Addressing a continuing medical education programme, neurologists Aditya Gupta and Sumit Singh and endovascular neuro-intervention specialist Vipul Gupta explained the use of specialised treatments such as neuro-intervention for brain vascular diseases, deep brain stimulation for Parkinson's disease, surgery for uncontrolled epilepsy and brain tumour treatment by radio-surgery. The experts were earlier on the faculty of the All-India Institute of Medical Sciences (AIIMS), New Delhi.
The programme was organised here by the Medanta Institute of Neurosciences, Gurgaon, in collaboration with the Departments of Medicine and Neurology, Sawai Man Singh Medical College, Jaipur, and the Jaipur Chapter of the Association of Physicians of India.
Dr. Vipul Gupta said strokes and brain haemorrhages are the third most common cause of death and disability in India. “With advances in technology and expertise, we can [now] repair brain blood vessels by endovascular techniques, the way it is done in the heart,” he said.
Apart from reversing a paralytic attack by reopening blood vessels, endovascular procedures avoiding open surgery can also repair brain haemorrhage caused by weakness in brain vessels. The Medanta Institute has established dedicated neuro-intervention suites comparable to the best in the world, where over 1,000 intervention procedures have been performed so far.
While Dr. Sumit Singh said surgery in the later stage of Parkinson's disease could “dramatically change” the quality of life for patients, Dr. Aditya Gupta explained the utility of “brain suite” as an advanced intra-operative magnetic resonance imaging (MRI) with real-time navigation capabilities and a valuable tool for operations on tumours in the critical brain areas.
Experts pointed out that radio-surgery avoids exposure of the whole brain to radiation, which is the common method used presently. The entire brain not receiving exposure also helps in avoiding memory loss and other disturbances among patients.
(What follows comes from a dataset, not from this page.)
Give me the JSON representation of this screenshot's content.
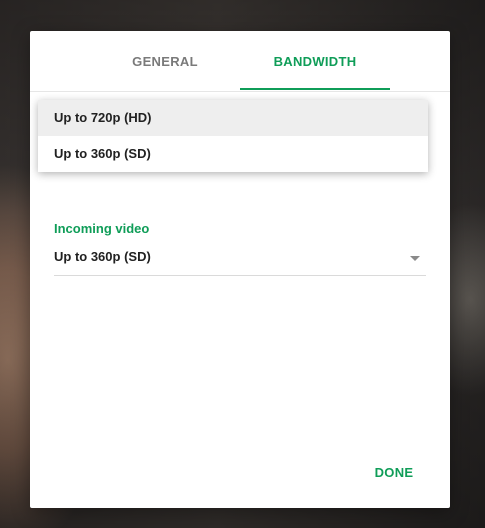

It was pointed out that the Medanta Institute has introduced state-of-the-art technology for treatment, surgery and rehabilitation, such as brain lab, biplane neuro-intervention lab, endoscopic neuro-surgery theatre, spine surgery theatre, and robotic radio-surgery suite for the first time in South Asia.
Among others, eminent Jaipur-based neurologist Ashok Panagariya, Association of Physicians of India Jaipur Chapter president G.R. Singhvi, Sawai Man Singh Medical College's Renu Saigal (Department of Medicine) and C.M. Sharma (Department of Neurology) attended the programme.